Question

A manufacturer sells video games with the following cost and revenue functions (in dollars) where x is the number of games sold, for 0 less than or equal to x less than or equal to 3300.
C(x)= 0.32x^2-0.00004x^3
R(x)= 0.848x^2-0.0002x^3

Determine the intervals on which the profit function is increasing.

Answer 1

Answer:

Therefore the profit interval is (0,2200).

Step-by-step explanation:

Given cost and revenue function are respectively,

$C(x)= 0.32x^2-0.00004x^3$

and

$R(x)= 0.848x^2-0.0002x^3$

where x is the number of game sold, $0\leq x\leq 3300$.

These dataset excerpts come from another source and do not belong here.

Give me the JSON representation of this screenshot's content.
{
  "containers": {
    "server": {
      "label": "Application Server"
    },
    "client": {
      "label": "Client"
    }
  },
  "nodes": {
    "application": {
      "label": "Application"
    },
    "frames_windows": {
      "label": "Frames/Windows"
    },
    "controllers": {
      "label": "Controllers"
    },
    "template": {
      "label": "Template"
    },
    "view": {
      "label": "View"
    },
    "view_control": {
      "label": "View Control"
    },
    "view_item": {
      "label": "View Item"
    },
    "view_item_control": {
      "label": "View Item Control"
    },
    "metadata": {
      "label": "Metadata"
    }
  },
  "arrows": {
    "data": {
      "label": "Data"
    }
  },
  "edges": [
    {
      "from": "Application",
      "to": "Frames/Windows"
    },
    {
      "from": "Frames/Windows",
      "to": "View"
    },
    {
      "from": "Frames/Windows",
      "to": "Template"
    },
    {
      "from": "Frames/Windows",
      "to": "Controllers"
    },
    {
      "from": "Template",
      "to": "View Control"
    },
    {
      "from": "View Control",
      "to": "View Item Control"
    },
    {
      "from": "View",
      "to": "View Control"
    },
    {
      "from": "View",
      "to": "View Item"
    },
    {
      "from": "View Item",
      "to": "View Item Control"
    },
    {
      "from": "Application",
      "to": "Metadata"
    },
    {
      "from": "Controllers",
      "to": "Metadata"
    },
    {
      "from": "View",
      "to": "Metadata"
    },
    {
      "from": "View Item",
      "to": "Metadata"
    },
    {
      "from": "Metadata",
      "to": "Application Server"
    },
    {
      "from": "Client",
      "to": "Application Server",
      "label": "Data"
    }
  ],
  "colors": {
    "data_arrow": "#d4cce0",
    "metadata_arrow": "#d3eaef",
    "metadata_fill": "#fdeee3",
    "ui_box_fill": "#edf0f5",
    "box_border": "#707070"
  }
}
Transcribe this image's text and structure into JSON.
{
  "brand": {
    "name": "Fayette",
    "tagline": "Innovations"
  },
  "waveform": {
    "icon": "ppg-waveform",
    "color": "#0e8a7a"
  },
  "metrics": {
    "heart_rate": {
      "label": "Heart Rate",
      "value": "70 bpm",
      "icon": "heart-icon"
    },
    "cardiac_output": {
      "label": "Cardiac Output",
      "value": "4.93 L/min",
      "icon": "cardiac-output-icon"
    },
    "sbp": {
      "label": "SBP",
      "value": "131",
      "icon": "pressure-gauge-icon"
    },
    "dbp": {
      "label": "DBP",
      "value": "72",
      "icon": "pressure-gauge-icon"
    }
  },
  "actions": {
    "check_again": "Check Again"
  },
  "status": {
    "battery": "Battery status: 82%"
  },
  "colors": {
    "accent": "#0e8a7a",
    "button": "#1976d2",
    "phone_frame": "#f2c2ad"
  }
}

Therefore the profit function is

P(x)= R(x)-C(x)

     $=0.848x^2-0.0002x^3-(0.32x^2-0.00004x^3)$

     $=0.848x^2-0.0002x^3-0.32x^2+0.00004x^3$

     $=0.528x^2 -0.00016x^3$

To determine the profit interval where profit function increasing, we have to find the critical point of P(x). We set the first order derivative equal to 0.

Therefore,

$P'(x) = 1.056 x - 0.00048 x^2 =0$

⇒x(1.056-0.00048 x) =0

$\Rightarrow x = 0$    or,     $x= \frac{1.056}{0.00048} =2200$

Now choose two point one is less than 2200 and other is greater than of 2200.

We choose x= 1000 and x= 2000

Now

$P'(1000) = 1.056 \times 1000- 0.00048 (1000)^2 = 576$  >0

$P'(2000) = 1.056 \times 2000- 0.00048 (2000)^2 = -1152$ <0

Therefore the profit interval is (0,2200).